Patients must be hydrated to reduce the risk of renal toxicity and tumor lysis syndrome; adequate fluid volume status must be maintained throughout treatment, and blood chemistries must be closely monitored. Prior to each dose in cycle 1, patients should receive 250 to 500 mL of IV normal saline or other appropriate IV fluid. An additional 250 to 500 mL of IV fluids should be given as needed following administration, and IV hydration should be continued as needed in subsequent cycles. Patients need to be monitored for fluid overload.
Patients must be premedicated with dexamethasone 4 mg orally or IV prior to all doses during cycle 1, prior to all doses during the first cycle of dose escalation to 27 mg/m2, and thereafter if infusion reaction symptoms occur during subsequent cycles.
The full prescribing information for carfilzomib includes dose-modification guidelines for grade 3 or 4 neutropenia; grade 4 thrombocytopenia; grade 3 or 4 or new onset or worsening of congestive heart failure, left-ventricular dysfunction, and myocardial ischemia; pulmonary hypertension; grade 3 or 4 pulmonary complications; grade 3 or 4 elevation of transaminases or bilirubin or other liver abnormalities; serum creatinine at least two times the baseline value; grade 3 or 4 peripheral neuropathy; and other grade 3 or 4 nonhematologic toxicities.
The safety of carfilzomib has been evaluated in 526 patients with relapsed multiple myeloma receiving carfilzomib monotherapy in clinical trials.3 The most common adverse events (≥ 30% of patients) were fatigue (55%), anemia (47%), nausea (45%), thrombocytopenia (36%), dyspnea (35%), diarrhea (33%), and pyrexia (30%). Serious adverse events occurred in 45% of patients, with the most common being pneumonia (10%), acute renal failure (4%), pyrexia (3%), and congestive heart failure (3%).
Adverse events leading to discontinuation of carfilzomib occurred in 15% of patients and included congestive heart failure (2%), cardiac arrest, dyspnea, increased blood creatinine, and acute renal failure (1% each). Death occurred in 37 patients (7%) on-study. The most common causes of death other than underlying disease were cardiac effects (5 patients), end-organ failure (4 patients), and infection (4 patients).
Carfilzomib carries warnings/precautions for cardiac adverse effects including heart failure and ischemia, pulmonary hypertension and pulmonary complications, infusion reactions, tumor lysis syndrome, thrombocytopenia, hepatic toxicity and hepatic failure, and embryo-fetal toxicity.

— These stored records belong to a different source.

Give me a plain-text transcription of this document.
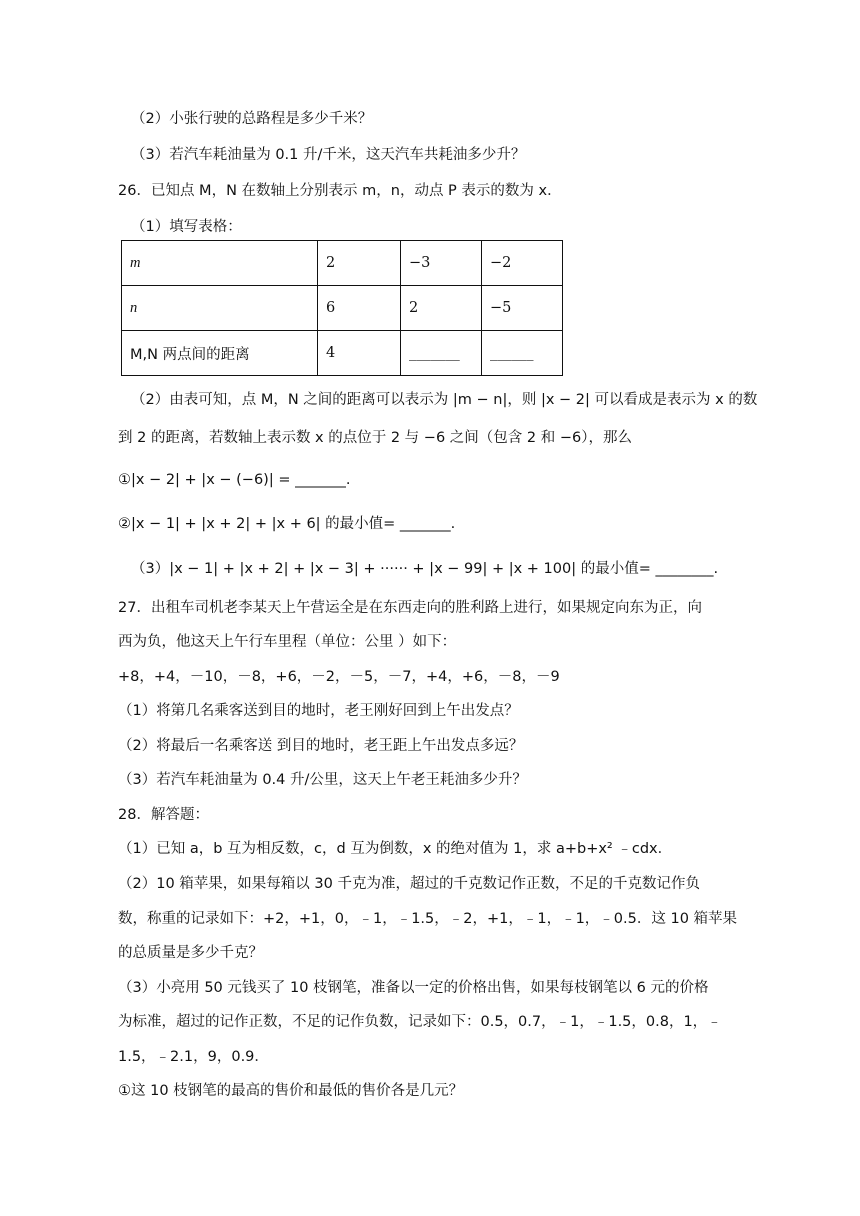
（2）小张行驶的总路程是多少千米？
（3）若汽车耗油量为 0.1 升/千米，这天汽车共耗油多少升？
26．已知点 M，N 在数轴上分别表示 m，n，动点 P 表示的数为 x．
（1）填写表格：
m	2	−3	−2
n	6	2	−5
M,N 两点间的距离	4	_______	______
（2）由表可知，点 M，N 之间的距离可以表示为 |m − n|，则 |x − 2| 可以看成是表示为 x 的数
到 2 的距离，若数轴上表示数 x 的点位于 2 与 −6 之间（包含 2 和 −6），那么
①|x − 2| + |x − (−6)| = _______.
②|x − 1| + |x + 2| + |x + 6| 的最小值= _______.
（3）|x − 1| + |x + 2| + |x − 3| + ······ + |x − 99| + |x + 100| 的最小值= ________.
27．出租车司机老李某天上午营运全是在东西走向的胜利路上进行，如果规定向东为正，向
西为负，他这天上午行车里程（单位：公里 ）如下：
+8，+4，－10，－8，+6，－2，－5，－7，+4，+6，－8，－9
（1）将第几名乘客送到目的地时，老王刚好回到上午出发点？
（2）将最后一名乘客送 到目的地时，老王距上午出发点多远？
（3）若汽车耗油量为 0.4 升/公里，这天上午老王耗油多少升？
28．解答题：
（1）已知 a，b 互为相反数，c，d 互为倒数，x 的绝对值为 1，求 a+b+x² ﹣cdx．
（2）10 箱苹果，如果每箱以 30 千克为准，超过的千克数记作正数，不足的千克数记作负
数，称重的记录如下：+2，+1，0，﹣1，﹣1.5，﹣2，+1，﹣1，﹣1，﹣0.5．这 10 箱苹果
的总质量是多少千克？
（3）小亮用 50 元钱买了 10 枝钢笔，准备以一定的价格出售，如果每枝钢笔以 6 元的价格
为标准，超过的记作正数，不足的记作负数，记录如下：0.5，0.7，﹣1，﹣1.5，0.8，1，﹣
1.5，﹣2.1，9，0.9．
①这 10 枝钢笔的最高的售价和最低的售价各是几元？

The estimated cost of carfilzomib is approximately $10,000 for a 28-day cycle. ■
1. U.S. Food and Drug Administration: Approved drugs: Carfilzomib. http://www.fda.gov/Drugs/InformationOnDrugs/ApprovedDrugs/ucm312945.htm.

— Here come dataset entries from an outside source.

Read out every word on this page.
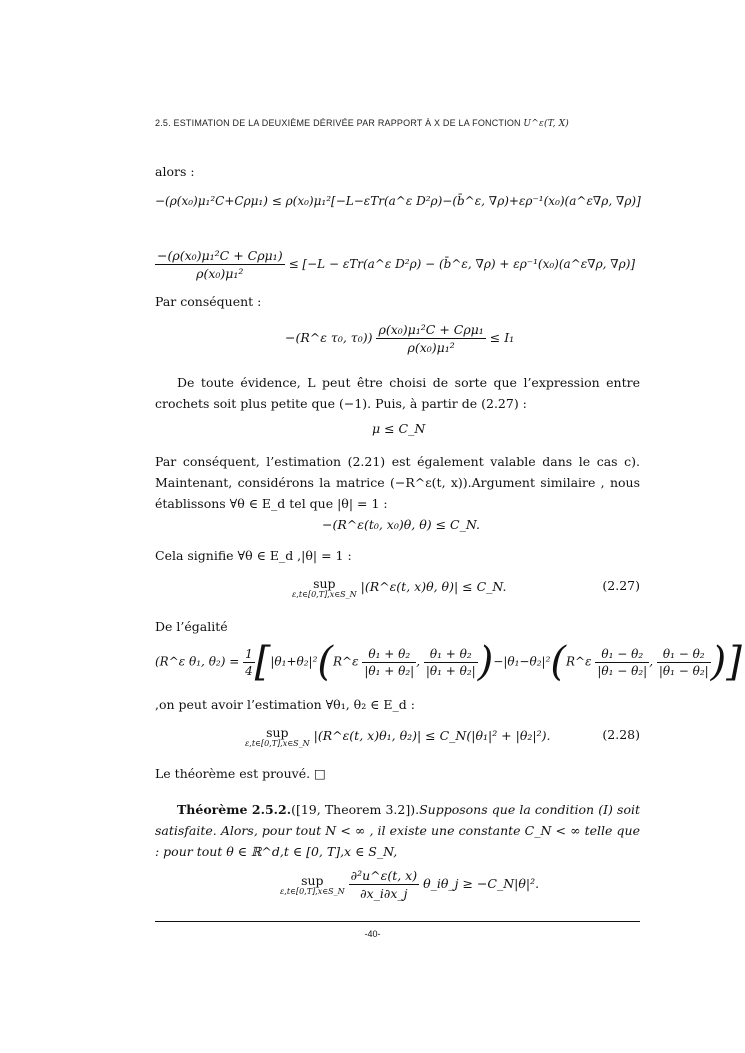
2.5. ESTIMATION DE LA DEUXIÈME DÉRIVÉE PAR RAPPORT À X DE LA FONCTION U^ε(T, X)
alors :
−(ρ(x₀)μ₁²C+Cρμ₁) ≤ ρ(x₀)μ₁²[−L−εTr(a^ε D²ρ)−(b̄^ε, ∇ρ)+ερ⁻¹(x₀)(a^ε∇ρ, ∇ρ)]
$\frac{\text{−(ρ(x₀)μ₁²C + Cρμ₁)}}{\text{ρ(x₀)μ₁²}} \le [-L$ − εTr(a^ε D²ρ) − (b̄^ε, ∇ρ) + ερ⁻¹(x₀)(a^ε∇ρ, ∇ρ)]
Par conséquent :
−(R^ε τ₀, $\tau_0)) \frac{\text{ρ(x₀)μ₁²C + Cρμ₁}}{\text{ρ(x₀)μ₁²}} \le I_1$
De toute évidence, L peut être choisi de sorte que l’expression entre crochets soit plus petite que (−1). Puis, à partir de (2.27) :
μ ≤ C_N
Par conséquent, l’estimation (2.21) est également valable dans le cas c). Maintenant, considérons la matrice (−R^ε(t, x)).Argument similaire , nous établissons ∀θ ∈ E_d tel que |θ| = 1 :
−(R^ε(t₀, x₀)θ, θ) ≤ C_N.
Cela signifie ∀θ ∈ E_d ,|θ| = 1 :
sup
ε,t∈[0,T],x∈S_N
|(R^ε(t, x)θ, θ)| ≤ C_N.	(2.27)
De l’égalité
(R^ε θ₁, $\theta_2) = \frac{1}{4}$ [|θ₁+θ₂|²(R^ε $\frac{\text{θ₁ + θ₂}}{\text{|θ₁ + θ₂|}}$ , $\frac{\text{θ₁ + θ₂}}{\text{|θ₁ + θ₂|}}$ )−|θ₁−θ₂|²(R^ε $\frac{\text{θ₁ − θ₂}}{\text{|θ₁ − θ₂|}}$ , $\frac{\text{θ₁ − θ₂}}{\text{|θ₁ − θ₂|}}$ )]
,on peut avoir l’estimation ∀θ₁, θ₂ ∈ E_d :
sup
ε,t∈[0,T],x∈S_N
|(R^ε(t, x)θ₁, θ₂)| ≤ C_N(|θ₁|² + |θ₂|²).	(2.28)
Le théorème est prouvé. □
Théorème 2.5.2.([19, Theorem 3.2]).Supposons que la condition (I) soit satisfaite. Alors, pour tout N < ∞ , il existe une constante C_N < ∞ telle que : pour tout θ ∈ ℝ^d,t ∈ [0, T],x ∈ S_N,
sup
ε,t∈[0,T],x∈S_N
$\frac{\text{∂²u\textasciicircum{}ε(t, x)}}{\partial x\_i\partial x\_j}$ θ_iθ_j ≥ −C_N|θ|².
-40-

2. Siegel DS, Martin T, Wang M, et al: A phase 2 study of single-agent carfilzomib (PX-171-003-A1) in patients with relapsed and refractory multiple myeloma. Blood. July 25, 2012 (early release online).

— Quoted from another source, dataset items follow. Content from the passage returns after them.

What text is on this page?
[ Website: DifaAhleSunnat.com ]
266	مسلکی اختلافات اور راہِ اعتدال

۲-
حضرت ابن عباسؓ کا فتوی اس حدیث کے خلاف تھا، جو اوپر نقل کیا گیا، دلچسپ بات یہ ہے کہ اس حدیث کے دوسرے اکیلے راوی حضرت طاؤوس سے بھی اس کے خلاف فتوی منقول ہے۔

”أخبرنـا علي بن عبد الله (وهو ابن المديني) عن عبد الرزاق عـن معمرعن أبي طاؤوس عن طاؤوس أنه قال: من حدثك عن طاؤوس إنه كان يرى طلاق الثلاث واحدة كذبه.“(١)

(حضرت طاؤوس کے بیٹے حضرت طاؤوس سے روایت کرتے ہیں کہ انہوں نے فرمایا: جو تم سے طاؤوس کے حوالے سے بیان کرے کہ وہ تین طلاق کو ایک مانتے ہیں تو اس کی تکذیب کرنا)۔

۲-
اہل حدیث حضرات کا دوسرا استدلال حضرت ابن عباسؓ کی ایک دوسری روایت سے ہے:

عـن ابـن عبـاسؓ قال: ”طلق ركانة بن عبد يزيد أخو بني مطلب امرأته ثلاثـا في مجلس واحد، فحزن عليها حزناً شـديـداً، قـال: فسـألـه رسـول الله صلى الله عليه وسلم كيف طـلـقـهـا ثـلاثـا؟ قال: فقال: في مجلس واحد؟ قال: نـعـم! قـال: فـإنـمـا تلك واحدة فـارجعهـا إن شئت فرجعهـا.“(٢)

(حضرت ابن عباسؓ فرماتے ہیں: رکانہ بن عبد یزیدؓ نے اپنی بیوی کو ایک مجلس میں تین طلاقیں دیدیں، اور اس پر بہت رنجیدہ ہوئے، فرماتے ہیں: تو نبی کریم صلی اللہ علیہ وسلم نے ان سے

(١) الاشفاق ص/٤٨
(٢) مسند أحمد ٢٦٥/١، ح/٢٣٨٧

3. KYPROLISTM (carfilzomib) for injection prescribing information. Onyx Pharmaceuticals, Inc, July 2012. http://www.accessdata.fda.gov/drugsatfda_docs/label/2012/202714lbl.pdf.
4. Parlati F, Lee SJ, Aujay M, et al: Carfilzomib can induce tumor cell death through selective inhibition of the chymotrypsin-like activity of the proteasome. Blood 114:3439-3447, 2009.